Our team aims to use eDNA approaches in these baseline surveys of the western Clarion-Clipperton Zone (CCZ) to survey the diversity of invertebrate and vertebrate (fish) animals, prior to the polymetallic nodule mining in the region. In order to do this, we’ve been busy collecting environmental samples, in the form of seawater collected from the sea surface to the seafloor (five meters below the sea surface to five meters above the seafloor); sediments collected in push cores by the ROV; and hopefully also manganese nodules, which we expect to host a unique assemblage of animals in comparison to the soft sediment communities we sampled on the abyssal plain in APEI 7.

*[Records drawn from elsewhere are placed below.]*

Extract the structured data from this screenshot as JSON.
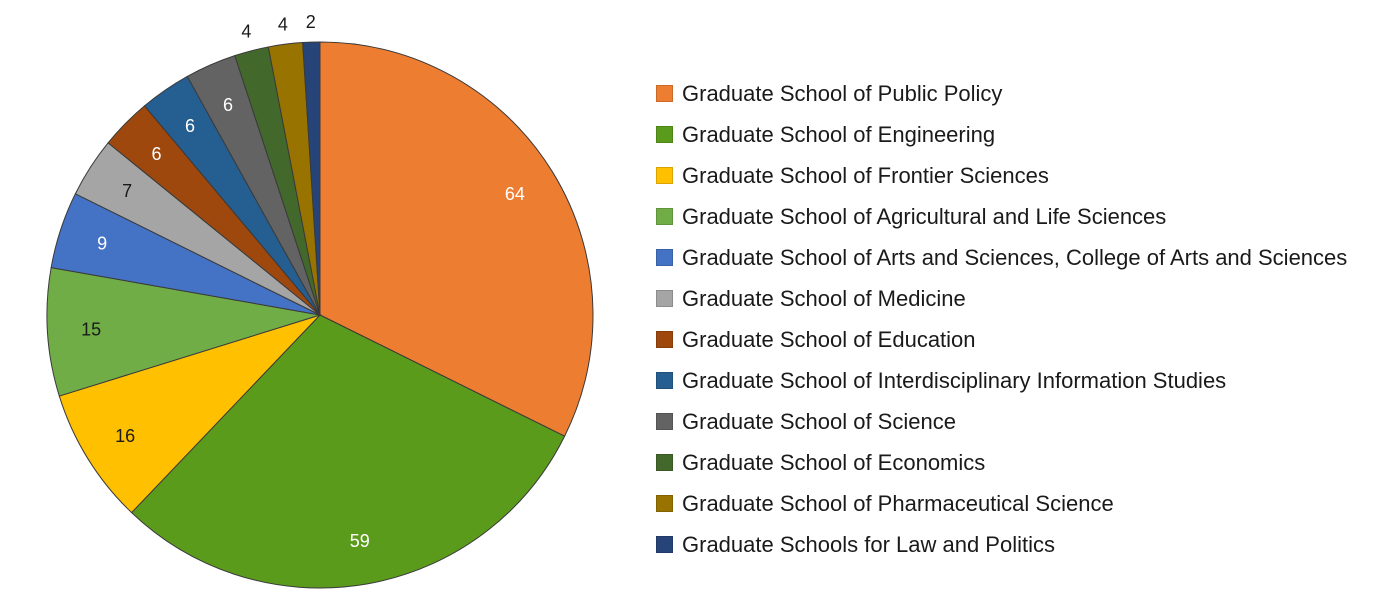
{
  "chart_data": {
    "type": "pie",
    "title": "",
    "legend_position": "right",
    "categories": [
      "Graduate School of Public Policy",
      "Graduate School of Engineering",
      "Graduate School of Frontier Sciences",
      "Graduate School of Agricultural and Life Sciences",
      "Graduate School of Arts and Sciences, College of Arts and Sciences",
      "Graduate School of Medicine",
      "Graduate School of Education",
      "Graduate School of Interdisciplinary Information Studies",
      "Graduate School of Science",
      "Graduate School of Economics",
      "Graduate School of Pharmaceutical Science",
      "Graduate Schools for Law and Politics"
    ],
    "values": [
      64,
      59,
      16,
      15,
      9,
      7,
      6,
      6,
      6,
      4,
      4,
      2
    ],
    "colors": [
      "#ED7D31",
      "#5B9B1C",
      "#FFC000",
      "#70AD47",
      "#4472C4",
      "#A5A5A5",
      "#9E480E",
      "#255E91",
      "#636363",
      "#43682B",
      "#997300",
      "#264478"
    ],
    "label_colors": [
      "#ffffff",
      "#ffffff",
      "#1a1a1a",
      "#1a1a1a",
      "#ffffff",
      "#1a1a1a",
      "#ffffff",
      "#ffffff",
      "#ffffff",
      "#1a1a1a",
      "#1a1a1a",
      "#1a1a1a"
    ],
    "label_placement": [
      "inside",
      "inside",
      "inside",
      "inside",
      "inside",
      "inside",
      "inside",
      "inside",
      "inside",
      "outside",
      "outside",
      "outside"
    ]
  }
}
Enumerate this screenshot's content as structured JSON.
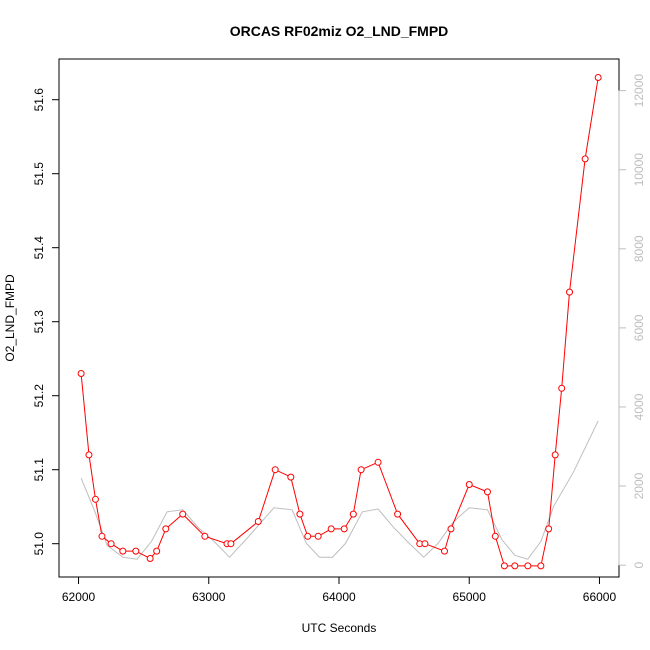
{
  "chart_data": {
    "type": "line",
    "title": "ORCAS RF02miz O2_LND_FMPD",
    "xlabel": "UTC Seconds",
    "ylabel": "O2_LND_FMPD",
    "y2label": "",
    "xlim": [
      61850,
      66150
    ],
    "ylim": [
      50.955,
      51.655
    ],
    "y2lim": [
      -300,
      12800
    ],
    "x_ticks": [
      62000,
      63000,
      64000,
      65000,
      66000
    ],
    "y_ticks": [
      51.0,
      51.1,
      51.2,
      51.3,
      51.4,
      51.5,
      51.6
    ],
    "y2_ticks": [
      0,
      2000,
      4000,
      6000,
      8000,
      10000,
      12000
    ],
    "grid": false,
    "series": [
      {
        "axis": "left",
        "color": "#ff0000",
        "marker": "open-circle",
        "x": [
          62020,
          62080,
          62130,
          62180,
          62250,
          62340,
          62440,
          62550,
          62600,
          62670,
          62800,
          62970,
          63140,
          63170,
          63380,
          63510,
          63630,
          63700,
          63760,
          63840,
          63940,
          64040,
          64110,
          64170,
          64300,
          64450,
          64620,
          64660,
          64810,
          64860,
          65000,
          65140,
          65200,
          65270,
          65350,
          65450,
          65550,
          65610,
          65660,
          65710,
          65770,
          65890,
          65990
        ],
        "y": [
          51.23,
          51.12,
          51.06,
          51.01,
          51.0,
          50.99,
          50.99,
          50.98,
          50.99,
          51.02,
          51.04,
          51.01,
          51.0,
          51.0,
          51.03,
          51.1,
          51.09,
          51.04,
          51.01,
          51.01,
          51.02,
          51.02,
          51.04,
          51.1,
          51.11,
          51.04,
          51.0,
          51.0,
          50.99,
          51.02,
          51.08,
          51.07,
          51.01,
          50.97,
          50.97,
          50.97,
          50.97,
          51.02,
          51.12,
          51.21,
          51.34,
          51.52,
          51.63
        ]
      },
      {
        "axis": "right",
        "color": "#bebebe",
        "marker": "none",
        "x": [
          62020,
          62120,
          62220,
          62340,
          62450,
          62560,
          62680,
          62800,
          62920,
          63040,
          63160,
          63300,
          63500,
          63640,
          63750,
          63850,
          63950,
          64050,
          64180,
          64300,
          64420,
          64540,
          64650,
          64760,
          64880,
          65000,
          65140,
          65250,
          65350,
          65450,
          65550,
          65650,
          65800,
          65990
        ],
        "y": [
          2200,
          1400,
          500,
          200,
          150,
          600,
          1350,
          1400,
          950,
          600,
          200,
          700,
          1450,
          1400,
          550,
          200,
          200,
          550,
          1350,
          1420,
          950,
          550,
          200,
          550,
          1100,
          1450,
          1400,
          650,
          250,
          150,
          600,
          1500,
          2350,
          3650
        ]
      }
    ]
  }
}
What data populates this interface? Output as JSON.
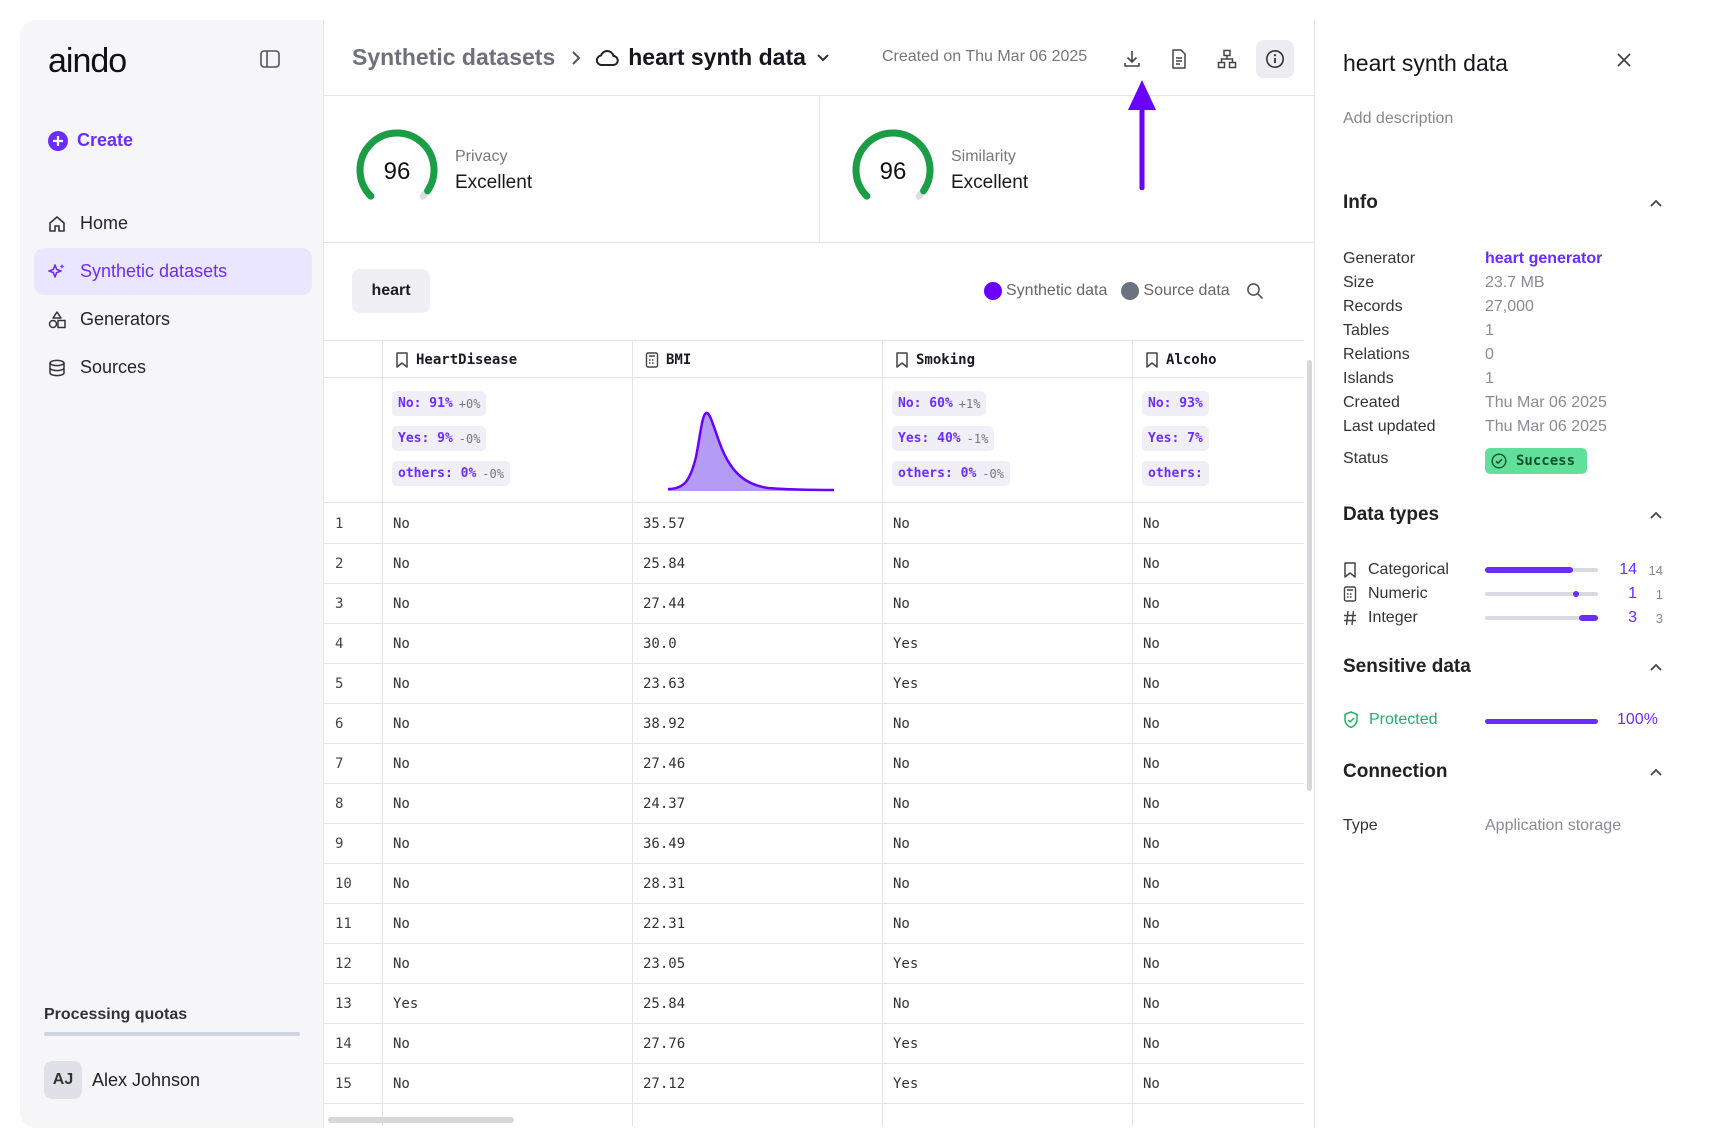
{
  "sidebar": {
    "logo": "aindo",
    "create_label": "Create",
    "nav": [
      {
        "label": "Home",
        "icon": "home-icon",
        "active": false
      },
      {
        "label": "Synthetic datasets",
        "icon": "sparkles-icon",
        "active": true
      },
      {
        "label": "Generators",
        "icon": "shapes-icon",
        "active": false
      },
      {
        "label": "Sources",
        "icon": "database-icon",
        "active": false
      }
    ],
    "quota_label": "Processing quotas",
    "user": {
      "initials": "AJ",
      "name": "Alex Johnson"
    }
  },
  "header": {
    "breadcrumb_root": "Synthetic datasets",
    "dataset_name": "heart synth data",
    "created": "Created on Thu Mar 06 2025",
    "icons": [
      "download-icon",
      "report-icon",
      "relations-icon",
      "info-icon"
    ]
  },
  "scores": [
    {
      "value": "96",
      "label": "Privacy",
      "rating": "Excellent",
      "fraction": 0.96
    },
    {
      "value": "96",
      "label": "Similarity",
      "rating": "Excellent",
      "fraction": 0.96
    }
  ],
  "table": {
    "tab": "heart",
    "legend": {
      "synthetic": "Synthetic data",
      "source": "Source data"
    },
    "columns": [
      {
        "name": "HeartDisease",
        "type": "categorical",
        "pills": [
          {
            "cat": "No: 91%",
            "delta": "+0%"
          },
          {
            "cat": "Yes: 9%",
            "delta": "-0%"
          },
          {
            "cat": "others: 0%",
            "delta": "-0%"
          }
        ]
      },
      {
        "name": "BMI",
        "type": "numeric"
      },
      {
        "name": "Smoking",
        "type": "categorical",
        "pills": [
          {
            "cat": "No: 60%",
            "delta": "+1%"
          },
          {
            "cat": "Yes: 40%",
            "delta": "-1%"
          },
          {
            "cat": "others: 0%",
            "delta": "-0%"
          }
        ]
      },
      {
        "name": "Alcoho",
        "type": "categorical",
        "pills": [
          {
            "cat": "No: 93%",
            "delta": ""
          },
          {
            "cat": "Yes: 7%",
            "delta": ""
          },
          {
            "cat": "others:",
            "delta": ""
          }
        ]
      }
    ],
    "rows": [
      [
        "1",
        "No",
        "35.57",
        "No",
        "No"
      ],
      [
        "2",
        "No",
        "25.84",
        "No",
        "No"
      ],
      [
        "3",
        "No",
        "27.44",
        "No",
        "No"
      ],
      [
        "4",
        "No",
        "30.0",
        "Yes",
        "No"
      ],
      [
        "5",
        "No",
        "23.63",
        "Yes",
        "No"
      ],
      [
        "6",
        "No",
        "38.92",
        "No",
        "No"
      ],
      [
        "7",
        "No",
        "27.46",
        "No",
        "No"
      ],
      [
        "8",
        "No",
        "24.37",
        "No",
        "No"
      ],
      [
        "9",
        "No",
        "36.49",
        "No",
        "No"
      ],
      [
        "10",
        "No",
        "28.31",
        "No",
        "No"
      ],
      [
        "11",
        "No",
        "22.31",
        "No",
        "No"
      ],
      [
        "12",
        "No",
        "23.05",
        "Yes",
        "No"
      ],
      [
        "13",
        "Yes",
        "25.84",
        "No",
        "No"
      ],
      [
        "14",
        "No",
        "27.76",
        "Yes",
        "No"
      ],
      [
        "15",
        "No",
        "27.12",
        "Yes",
        "No"
      ]
    ]
  },
  "panel": {
    "title": "heart synth data",
    "add_description": "Add description",
    "info_title": "Info",
    "info": [
      {
        "key": "Generator",
        "value": "heart generator",
        "link": true
      },
      {
        "key": "Size",
        "value": "23.7 MB"
      },
      {
        "key": "Records",
        "value": "27,000"
      },
      {
        "key": "Tables",
        "value": "1"
      },
      {
        "key": "Relations",
        "value": "0"
      },
      {
        "key": "Islands",
        "value": "1"
      },
      {
        "key": "Created",
        "value": "Thu Mar 06 2025"
      },
      {
        "key": "Last updated",
        "value": "Thu Mar 06 2025"
      }
    ],
    "status_key": "Status",
    "status_value": "Success",
    "data_types_title": "Data types",
    "data_types": [
      {
        "label": "Categorical",
        "icon": "bookmark-icon",
        "count": "14",
        "total": "14"
      },
      {
        "label": "Numeric",
        "icon": "calculator-icon",
        "count": "1",
        "total": "1"
      },
      {
        "label": "Integer",
        "icon": "hash-icon",
        "count": "3",
        "total": "3"
      }
    ],
    "sensitive_title": "Sensitive data",
    "protected_label": "Protected",
    "protected_pct": "100%",
    "connection_title": "Connection",
    "connection": {
      "key": "Type",
      "value": "Application storage"
    }
  },
  "colors": {
    "accent": "#6a2cff",
    "success": "#60e09a",
    "gauge": "#1a9e45",
    "source": "#6b7280"
  }
}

So far, we’ve conducted five conductivity-temperature-depth (CTD) casts to collect our seawater and have filtered more than 450 liters from the abyssal plain and seamount in APEI 7. We were able to conduct one CTD cast in the same seamount summit location as Jeff Drazen’s baited camera lander—and we will be very interested to see if we detect the cutthroat eels he observed just a few days earlier at the same site. We have also collected sediments from both the abyssal plain (two ROV dives) and one seamount summit ROV dive in APEI 7—to assess the communities present in these bathymetrically distinct habitats. One key strength of this study is that we will compare our eDNA results to results of the other animal surveys being conducted by DeepCCZ scientists onboard.
We are looking forward to more mud-busting and seawater filtering in the APEIs to come!